Почему же он никак не мог понять того, что казалась ей таким очевидным? Конечно, она хотела, что-бы ее любили как белую женщину, как в кино, где только и было, что ласки и долгие поцелуи, букеты цветов и влюбленные мужчины, плачущие от слад-' кой боли. Нет, она не хотела, чтобы он плакал, достаточно знать, что ее мужчина на это способен.
– Я знаю руандийцев, которые тоже плачут от любовной тоски.
Она таких не знала.
– Я хочу, чтобы ты научил меня любви белых.
– Все, что я могу, - научить тебя моей любви. И иногда она ничем не отличается от любви черных.
В соседнем номере испуганно закричала женщина. Потом они услышали шум какой-то возни, громкие крики, грохот падающих стульев на балконе и наконец протяжное и пронзительное «нет», стихшее в глухом шлепке. На металлическом навесе над баром у бассейна лежало распростертое тело Мелиссы, самой худой и страшной проститутки отеля.
– Вот черт! Дрянь! Она специально сбросилась, чтобы мне насолить.

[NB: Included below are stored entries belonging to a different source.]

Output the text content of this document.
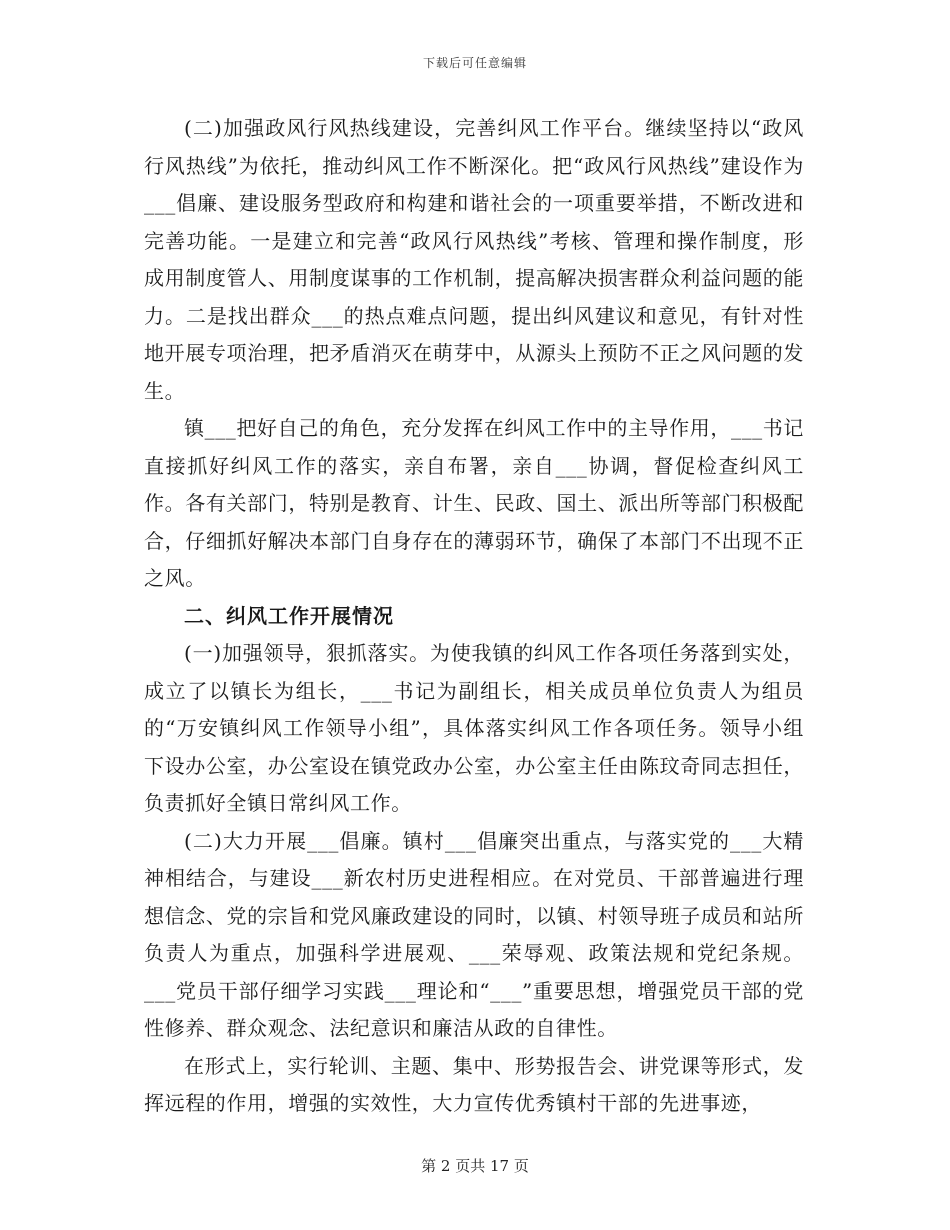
下载后可任意编辑

(二)加强政风行风热线建设，完善纠风工作平台。继续坚持以“政风行风热线”为依托，推动纠风工作不断深化。把“政风行风热线”建设作为___倡廉、建设服务型政府和构建和谐社会的一项重要举措，不断改进和完善功能。一是建立和完善“政风行风热线”考核、管理和操作制度，形成用制度管人、用制度谋事的工作机制，提高解决损害群众利益问题的能力。二是找出群众___的热点难点问题，提出纠风建议和意见，有针对性地开展专项治理，把矛盾消灭在萌芽中，从源头上预防不正之风问题的发生。

镇___把好自己的角色，充分发挥在纠风工作中的主导作用，___书记直接抓好纠风工作的落实，亲自布署，亲自___协调，督促检查纠风工作。各有关部门，特别是教育、计生、民政、国土、派出所等部门积极配合，仔细抓好解决本部门自身存在的薄弱环节，确保了本部门不出现不正之风。

二、纠风工作开展情况

(一)加强领导，狠抓落实。为使我镇的纠风工作各项任务落到实处，成立了以镇长为组长，___书记为副组长，相关成员单位负责人为组员的“万安镇纠风工作领导小组”，具体落实纠风工作各项任务。领导小组下设办公室，办公室设在镇党政办公室，办公室主任由陈玟奇同志担任，负责抓好全镇日常纠风工作。

(二)大力开展___倡廉。镇村___倡廉突出重点，与落实党的___大精神相结合，与建设___新农村历史进程相应。在对党员、干部普遍进行理想信念、党的宗旨和党风廉政建设的同时，以镇、村领导班子成员和站所负责人为重点，加强科学进展观、___荣辱观、政策法规和党纪条规。___党员干部仔细学习实践___理论和“___”重要思想，增强党员干部的党性修养、群众观念、法纪意识和廉洁从政的自律性。

在形式上，实行轮训、主题、集中、形势报告会、讲党课等形式，发挥远程的作用，增强的实效性，大力宣传优秀镇村干部的先进事迹，

第 2 页共 17 页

Голый толстый бельгиец махал руками на соседнем балконе. Десантники, усердно загоравшие у воды, подняли головы. Два туриста, плававших в бассейне, остановились, но потом снова принялись за размеренный кроль. Жантий кричала: «Мелисса! Мелисса!» Валькур спросил: «Ты все еще хочешь, чтобы я научил тебя любви белых?» Пролетев три этажа, там внизу на обжигающей алюминиевой крыше лежала и хрипела Мелисса. Жантий истошно кричала. «Он хотел ее убить. Позовите полицию!» Толстяк протестовал: «Просто пьяная, мерзкая шлюха».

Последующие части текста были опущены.